To rely on kids who might not be long for college can be an almost certain invitation to trouble, not to mention the inherent challenges of creating a top-heavy roster that can be in a constant state of flux every spring.
College basketball began to change in 1996 when Kevin Garnett skipped college and went to the NBA. Other players, most notably Kobe Bryant, followed suit. College players began forgoing more than just their senior year, leaving coaches left to build championships around guys who did not always stay for "senior year."
The lack of stability on some of the nation's top teams is thought to be one of the driving reasons why mid-majors such as George Mason, Butler and Virginia Commonwealth have reached the Final Four and title game in recent years.

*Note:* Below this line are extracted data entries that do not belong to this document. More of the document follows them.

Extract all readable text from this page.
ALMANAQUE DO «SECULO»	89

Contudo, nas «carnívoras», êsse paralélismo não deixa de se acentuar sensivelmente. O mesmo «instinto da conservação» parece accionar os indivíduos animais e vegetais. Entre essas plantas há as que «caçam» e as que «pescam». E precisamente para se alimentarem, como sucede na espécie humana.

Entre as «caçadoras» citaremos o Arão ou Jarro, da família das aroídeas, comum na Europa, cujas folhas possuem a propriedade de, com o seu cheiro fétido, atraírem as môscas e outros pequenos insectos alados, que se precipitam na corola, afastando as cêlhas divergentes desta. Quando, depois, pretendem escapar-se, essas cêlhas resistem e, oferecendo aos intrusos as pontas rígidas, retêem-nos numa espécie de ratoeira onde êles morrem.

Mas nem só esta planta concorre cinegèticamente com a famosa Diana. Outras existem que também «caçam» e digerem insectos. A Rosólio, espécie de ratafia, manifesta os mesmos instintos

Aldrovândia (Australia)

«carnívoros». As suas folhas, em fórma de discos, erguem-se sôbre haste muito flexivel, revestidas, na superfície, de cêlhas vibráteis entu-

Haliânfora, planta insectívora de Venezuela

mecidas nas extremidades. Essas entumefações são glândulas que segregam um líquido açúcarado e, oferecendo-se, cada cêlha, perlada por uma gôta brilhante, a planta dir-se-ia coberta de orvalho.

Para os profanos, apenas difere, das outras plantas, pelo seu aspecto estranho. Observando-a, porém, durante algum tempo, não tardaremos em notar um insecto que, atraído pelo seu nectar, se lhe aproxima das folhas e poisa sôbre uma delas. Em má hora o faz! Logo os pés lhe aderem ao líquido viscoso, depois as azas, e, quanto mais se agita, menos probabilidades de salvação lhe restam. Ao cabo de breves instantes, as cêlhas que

In 2006, the NBA instituted a minimum age that, basically, forces high schoolers to attend one year of college before they can declare for the draft.
Top-seeded Kentucky, which has at least three projected NBA lottery draft picks, is the latest to try to win an NCAA title relying on a bunch of kids who would prefer to be in the NBA.

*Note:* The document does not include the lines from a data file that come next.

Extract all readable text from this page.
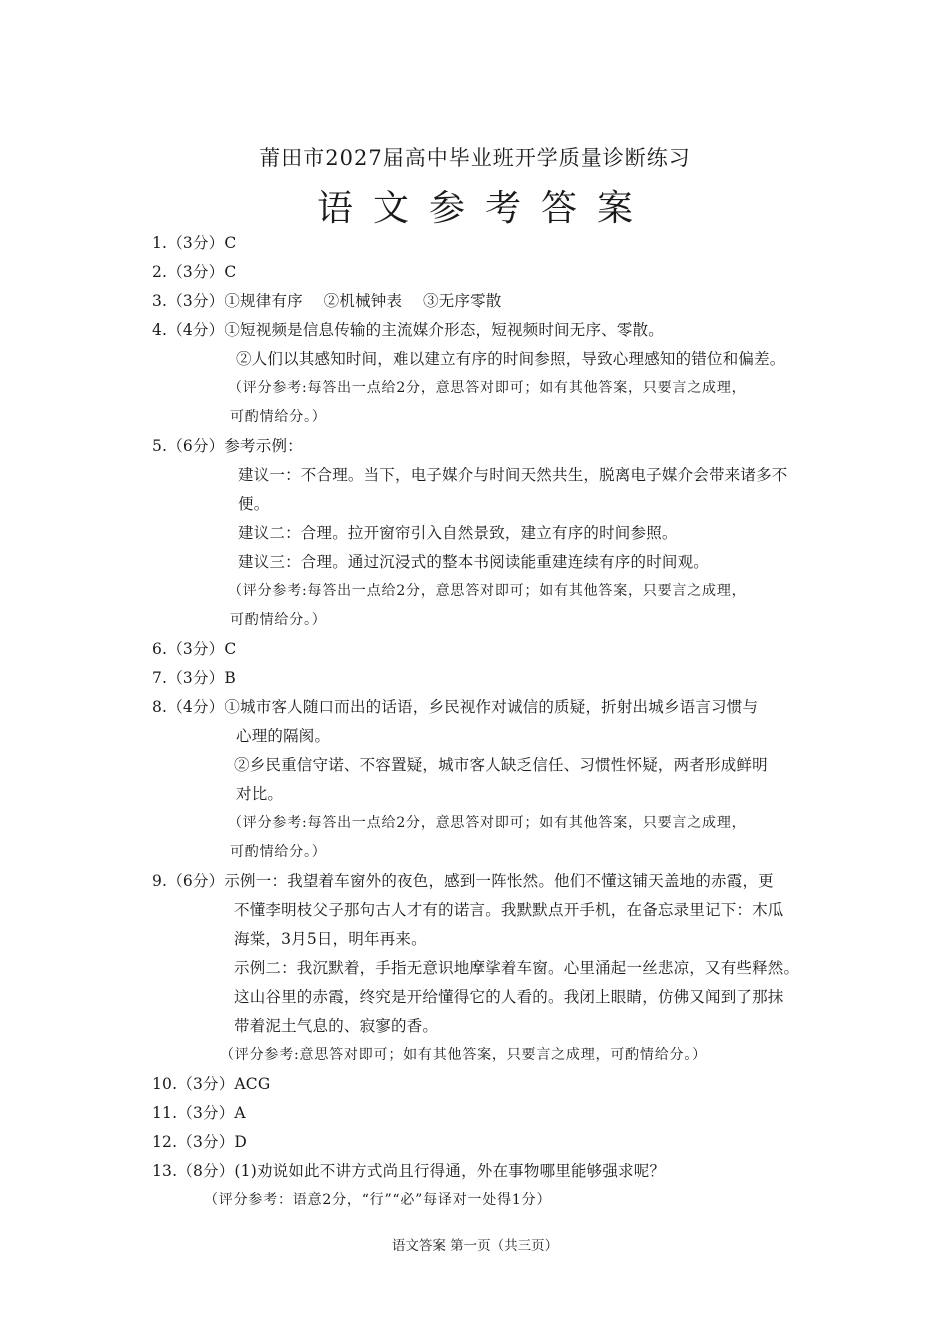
莆田市2027届高中毕业班开学质量诊断练习
语文参考答案
1.（3分）C
2.（3分）C
3.（3分）①规律有序　 ②机械钟表　 ③无序零散
4.（4分）①短视频是信息传输的主流媒介形态，短视频时间无序、零散。
②人们以其感知时间，难以建立有序的时间参照，导致心理感知的错位和偏差。
（评分参考:每答出一点给2分，意思答对即可；如有其他答案，只要言之成理，
可酌情给分。）
5.（6分）参考示例：
建议一：不合理。当下，电子媒介与时间天然共生，脱离电子媒介会带来诸多不
便。
建议二：合理。拉开窗帘引入自然景致，建立有序的时间参照。
建议三：合理。通过沉浸式的整本书阅读能重建连续有序的时间观。
（评分参考:每答出一点给2分，意思答对即可；如有其他答案，只要言之成理，
可酌情给分。）
6.（3分）C
7.（3分）B
8.（4分）①城市客人随口而出的话语，乡民视作对诚信的质疑，折射出城乡语言习惯与
心理的隔阂。
②乡民重信守诺、不容置疑，城市客人缺乏信任、习惯性怀疑，两者形成鲜明
对比。
（评分参考:每答出一点给2分，意思答对即可；如有其他答案，只要言之成理，
可酌情给分。）
9.（6分）示例一：我望着车窗外的夜色，感到一阵怅然。他们不懂这铺天盖地的赤霞，更
不懂李明枝父子那句古人才有的诺言。我默默点开手机，在备忘录里记下：木瓜
海棠，3月5日，明年再来。
示例二：我沉默着，手指无意识地摩挲着车窗。心里涌起一丝悲凉，又有些释然。
这山谷里的赤霞，终究是开给懂得它的人看的。我闭上眼睛，仿佛又闻到了那抹
带着泥土气息的、寂寥的香。
（评分参考:意思答对即可；如有其他答案，只要言之成理，可酌情给分。）
10.（3分）ACG
11.（3分）A
12.（3分）D
13.（8分）(1)劝说如此不讲方式尚且行得通，外在事物哪里能够强求呢？
（评分参考：语意2分，“行”“必”每译对一处得1分）
语文答案 第一页（共三页）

No man has routinely challenged this more than Kentucky coach John Calipari, who, despite being arguably the best recruiter in the nation, remains without a title.

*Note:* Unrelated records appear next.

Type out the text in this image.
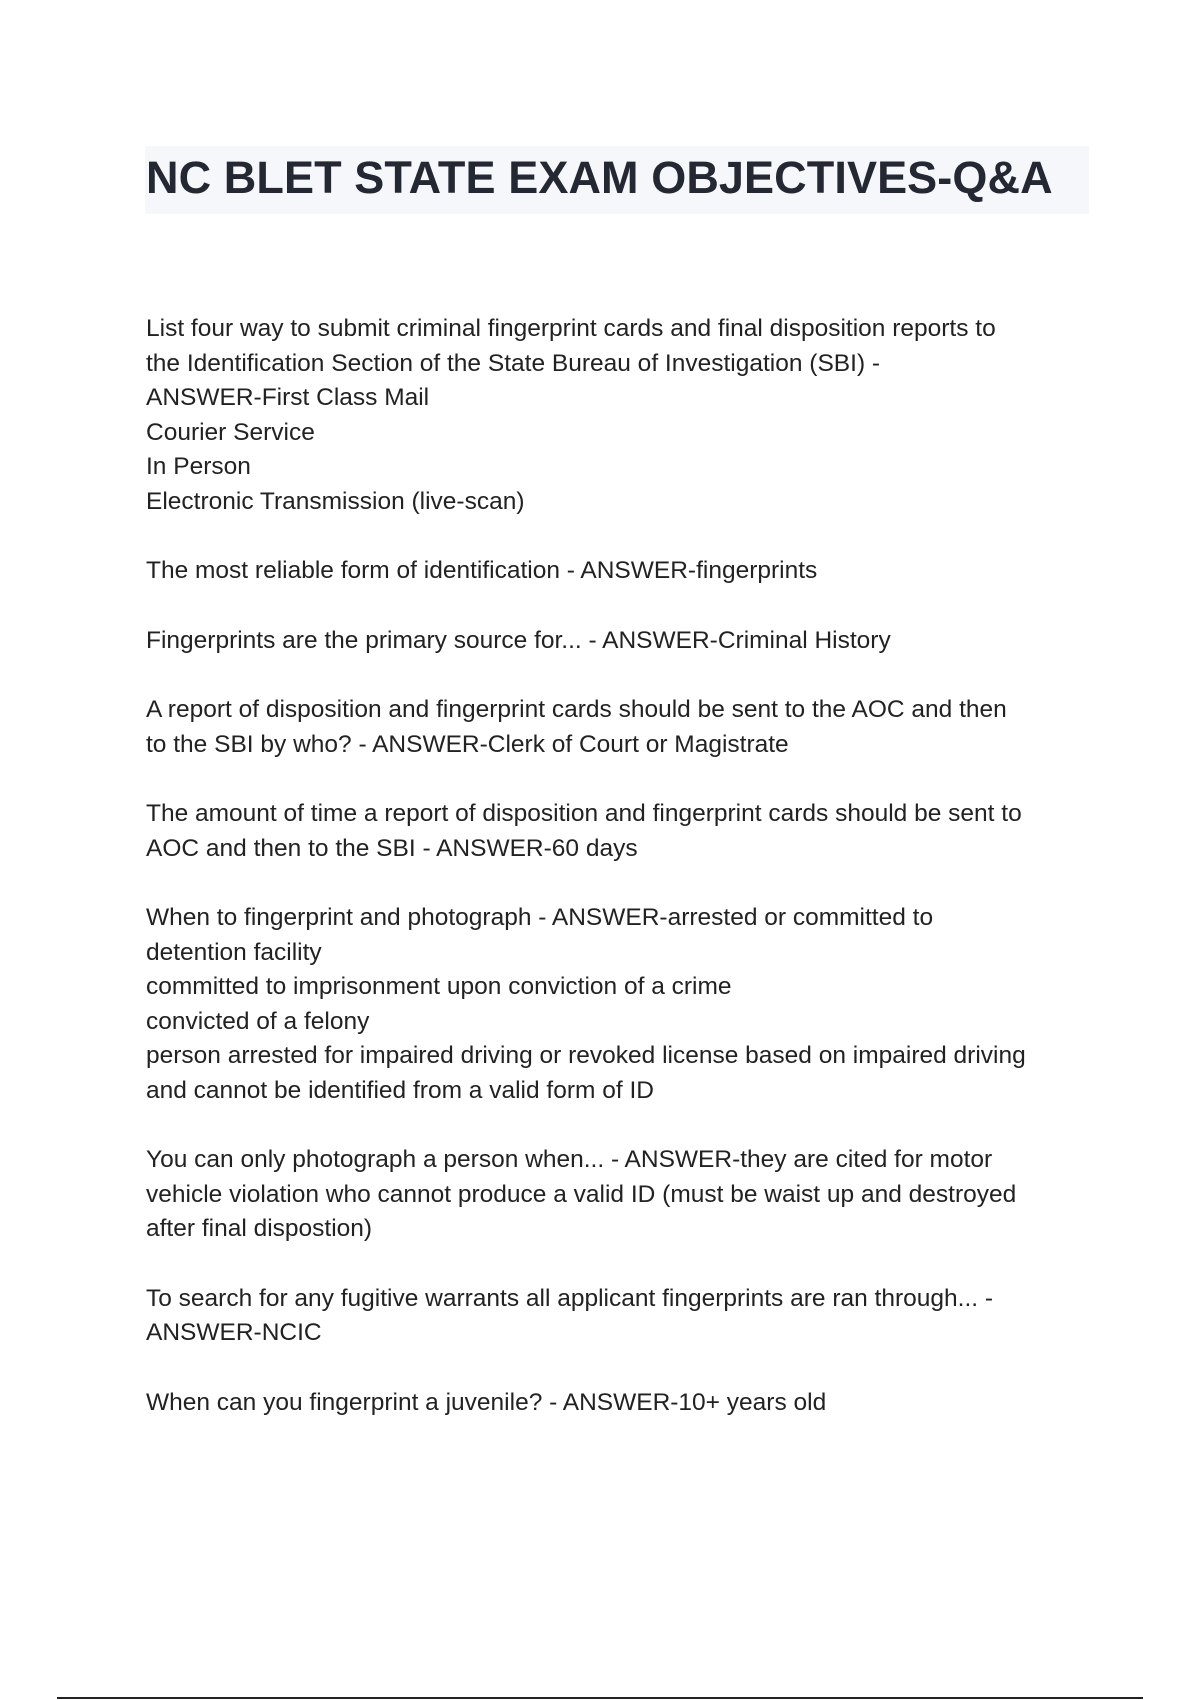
NC BLET STATE EXAM OBJECTIVES-Q&A
List four way to submit criminal fingerprint cards and final disposition reports to
the Identification Section of the State Bureau of Investigation (SBI) -
ANSWER-First Class Mail
Courier Service
In Person
Electronic Transmission (live-scan)
The most reliable form of identification - ANSWER-fingerprints
Fingerprints are the primary source for... - ANSWER-Criminal History
A report of disposition and fingerprint cards should be sent to the AOC and then
to the SBI by who? - ANSWER-Clerk of Court or Magistrate
The amount of time a report of disposition and fingerprint cards should be sent to
AOC and then to the SBI - ANSWER-60 days
When to fingerprint and photograph - ANSWER-arrested or committed to
detention facility
committed to imprisonment upon conviction of a crime
convicted of a felony
person arrested for impaired driving or revoked license based on impaired driving
and cannot be identified from a valid form of ID
You can only photograph a person when... - ANSWER-they are cited for motor
vehicle violation who cannot produce a valid ID (must be waist up and destroyed
after final dispostion)
To search for any fugitive warrants all applicant fingerprints are ran through... -
ANSWER-NCIC
When can you fingerprint a juvenile? - ANSWER-10+ years old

For the third time since 2008 Calipari has the top player projected to go No. 1 in the June NBA Draft in center Anthony Davis.
In 2008, Calipari was at Memphis when he had freshman Derrick Rose. Rose went No. 1 to the Bulls that June, but the Memphis Tigers lost in overtime to a veteran Kansas team in the title game.
In 2010, Calipari was at Kentucky when he had freshman guard John Wall and freshman forward DeMarcus Cousins. The Wildcats lost in the Elite Eight that spring, and in June Wall went No. 1 to the Wizards and Cousins went No. 5 to the Kings.
In 2011, Calipari had freshmen Terrence Jones and Doron Lamb reach the Final Four where the Wildcats lost to UConn, which had senior Kemba Walker. The threat of a lengthy NBA lockout is thought to be the reason so many talented freshmen returned to school for their sophomore seasons, which both Jones and Lamb did.
Here in 2012 as the Sweet 16 begins with four games today, Calipari might be coaching the most talented team he has ever assembled. He has Davis, Lamb, Jones, along with freshmen Michael Kidd-Gilchrist and Marquis Teague; all five are projected first-round NBA draft picks in June. Even senior center Darius Miller is a projected NBA pick.
The gamble is all of this talent will overcome a lack of maturity associated with freshmen.
With its stable of players itching to go to The Association, Kentucky might join Syracuse as the second team to win it all with a collection of guys who aren't old enough to drink.